Gobierno Bajo Fuego: La Ministra Pettovello en el Ojo de la Tormenta

**Demanda urgente de distribución de alimentos en Villa Martelli expone la desconexión gubernamental con la realidad.** #mediosneuquen

Gobierno bajo fuego: miles de toneladas de alimentos sin repartir en Villa Martelli

En un clima de creciente descontento social, referentes de comedores comunitarios se movilizan este martes en Villa Martelli, exigiendo que el gobierno distribuya casi tres mil toneladas de alimentos almacenados. La ministra Pettovello está en el centro de la polémica, acusada de ignorar la orden judicial del juez federal Sebastián Casanello, quien dictaminó que en 72 horas se debe presentar un plan de distribución.

Familias del Barrio Las Flores y otras comunidades vulnerables alzan su voz, desesperadas por la inacción gubernamental. Juan Grabois, reconocido dirigente, expresó su apoyo en redes sociales: “Me convocaron para explicar el fallo judicial y respaldar el reclamo. Ahí estaré”, escribió en X, destacando la urgencia del pedido.

La situación es crítica. Patricia, del Comedor Gauchito Gil en Olivos, relató a C5N la dramática realidad: “Damos de comer a 150 personas diarias, el doble de hace seis meses. No tenemos recursos suficientes”. Similar es el testimonio desde el Comedor Evita, donde se depende de donaciones vecinales para subsistir. La encargada señaló: “Trabajo, aporto dinero, y recibimos donaciones de verdulerías y carnicerías. Sin embargo, no es suficiente”.

Desde el Comedor Gándara, un representante subrayó la falta de atención oficial: “Nadie vino a verificar nuestra existencia. Aportamos lo poco que tenemos, pero la demanda se ha triplicado”. En Alejandro Korn, el Comedor La Esperanza vive una situación angustiante. Su vocero imploró al gobierno: “No somos fantasmas. La gente tiene hambre. Necesitamos ayuda”.

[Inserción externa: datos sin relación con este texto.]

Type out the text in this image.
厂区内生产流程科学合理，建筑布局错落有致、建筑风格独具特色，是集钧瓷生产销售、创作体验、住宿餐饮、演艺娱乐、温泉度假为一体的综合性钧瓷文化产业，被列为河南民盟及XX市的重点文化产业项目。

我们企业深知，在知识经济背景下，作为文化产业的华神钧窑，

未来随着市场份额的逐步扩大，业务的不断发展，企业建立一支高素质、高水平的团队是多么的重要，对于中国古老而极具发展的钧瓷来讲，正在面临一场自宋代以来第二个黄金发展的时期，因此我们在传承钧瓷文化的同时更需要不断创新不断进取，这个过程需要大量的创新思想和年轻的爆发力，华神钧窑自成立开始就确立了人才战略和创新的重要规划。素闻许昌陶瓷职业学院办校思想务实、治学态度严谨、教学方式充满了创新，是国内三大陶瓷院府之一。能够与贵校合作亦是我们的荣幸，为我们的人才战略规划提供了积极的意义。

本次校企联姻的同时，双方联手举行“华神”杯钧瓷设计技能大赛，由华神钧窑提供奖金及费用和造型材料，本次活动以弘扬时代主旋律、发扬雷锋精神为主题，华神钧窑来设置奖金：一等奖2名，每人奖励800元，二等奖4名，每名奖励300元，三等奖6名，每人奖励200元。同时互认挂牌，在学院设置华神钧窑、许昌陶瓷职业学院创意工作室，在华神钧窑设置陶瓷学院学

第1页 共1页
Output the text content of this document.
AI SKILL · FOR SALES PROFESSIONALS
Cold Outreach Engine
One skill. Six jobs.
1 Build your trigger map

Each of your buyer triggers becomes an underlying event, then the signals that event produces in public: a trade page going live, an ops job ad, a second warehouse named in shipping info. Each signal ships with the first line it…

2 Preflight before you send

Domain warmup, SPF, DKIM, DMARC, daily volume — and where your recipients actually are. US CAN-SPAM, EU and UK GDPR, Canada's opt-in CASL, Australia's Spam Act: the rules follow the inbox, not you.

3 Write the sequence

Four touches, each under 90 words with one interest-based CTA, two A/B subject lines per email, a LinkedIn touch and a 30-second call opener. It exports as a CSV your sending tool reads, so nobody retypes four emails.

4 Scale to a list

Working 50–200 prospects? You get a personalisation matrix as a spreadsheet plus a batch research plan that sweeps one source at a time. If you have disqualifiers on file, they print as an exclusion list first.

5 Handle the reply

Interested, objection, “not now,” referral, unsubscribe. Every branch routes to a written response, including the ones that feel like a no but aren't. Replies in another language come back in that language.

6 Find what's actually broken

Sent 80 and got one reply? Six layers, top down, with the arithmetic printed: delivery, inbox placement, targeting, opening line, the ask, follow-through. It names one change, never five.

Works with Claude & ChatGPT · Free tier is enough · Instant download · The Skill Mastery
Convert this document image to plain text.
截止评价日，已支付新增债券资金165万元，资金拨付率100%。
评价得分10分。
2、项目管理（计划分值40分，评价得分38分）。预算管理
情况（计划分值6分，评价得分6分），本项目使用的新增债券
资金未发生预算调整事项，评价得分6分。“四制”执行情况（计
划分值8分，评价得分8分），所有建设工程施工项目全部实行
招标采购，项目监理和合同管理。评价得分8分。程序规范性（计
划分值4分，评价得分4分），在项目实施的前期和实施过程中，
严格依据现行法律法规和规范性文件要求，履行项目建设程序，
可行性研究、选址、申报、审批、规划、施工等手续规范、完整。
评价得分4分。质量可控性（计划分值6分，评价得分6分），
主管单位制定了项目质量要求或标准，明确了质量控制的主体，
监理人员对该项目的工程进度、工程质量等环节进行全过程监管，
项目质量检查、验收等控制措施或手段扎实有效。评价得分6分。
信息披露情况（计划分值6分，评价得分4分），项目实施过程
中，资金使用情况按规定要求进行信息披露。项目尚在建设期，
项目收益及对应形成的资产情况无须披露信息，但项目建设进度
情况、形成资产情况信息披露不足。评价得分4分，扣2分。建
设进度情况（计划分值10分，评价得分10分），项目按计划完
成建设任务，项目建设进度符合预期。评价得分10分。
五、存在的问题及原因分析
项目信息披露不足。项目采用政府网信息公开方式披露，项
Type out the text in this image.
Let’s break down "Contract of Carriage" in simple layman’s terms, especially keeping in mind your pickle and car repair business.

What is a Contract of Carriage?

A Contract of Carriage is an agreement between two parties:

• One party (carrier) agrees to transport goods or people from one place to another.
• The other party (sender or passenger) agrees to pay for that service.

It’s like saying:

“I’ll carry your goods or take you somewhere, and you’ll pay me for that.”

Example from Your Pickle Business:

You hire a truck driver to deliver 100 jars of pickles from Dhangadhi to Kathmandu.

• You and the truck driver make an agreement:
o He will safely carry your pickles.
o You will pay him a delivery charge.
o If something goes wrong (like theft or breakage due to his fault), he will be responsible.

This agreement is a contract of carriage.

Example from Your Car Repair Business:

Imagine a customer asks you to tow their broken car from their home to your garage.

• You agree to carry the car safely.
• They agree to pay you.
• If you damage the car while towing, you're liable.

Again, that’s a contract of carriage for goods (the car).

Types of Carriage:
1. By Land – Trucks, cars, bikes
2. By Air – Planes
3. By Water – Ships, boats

El incumplimiento de la ministra Pettovello no solo es una afrenta a la justicia, sino un reflejo de la desconexión del gobierno con la realidad de los sectores más desfavorecidos.

Los datos son claros: el hambre y la pobreza se profundizan, y las autoridades deben actuar con celeridad y responsabilidad.

La distribución de estos alimentos no es solo una cuestión logística, sino un imperativo moral y humanitario. En un contexto donde las necesidades básicas no se satisfacen, la indiferencia se convierte en complicidad.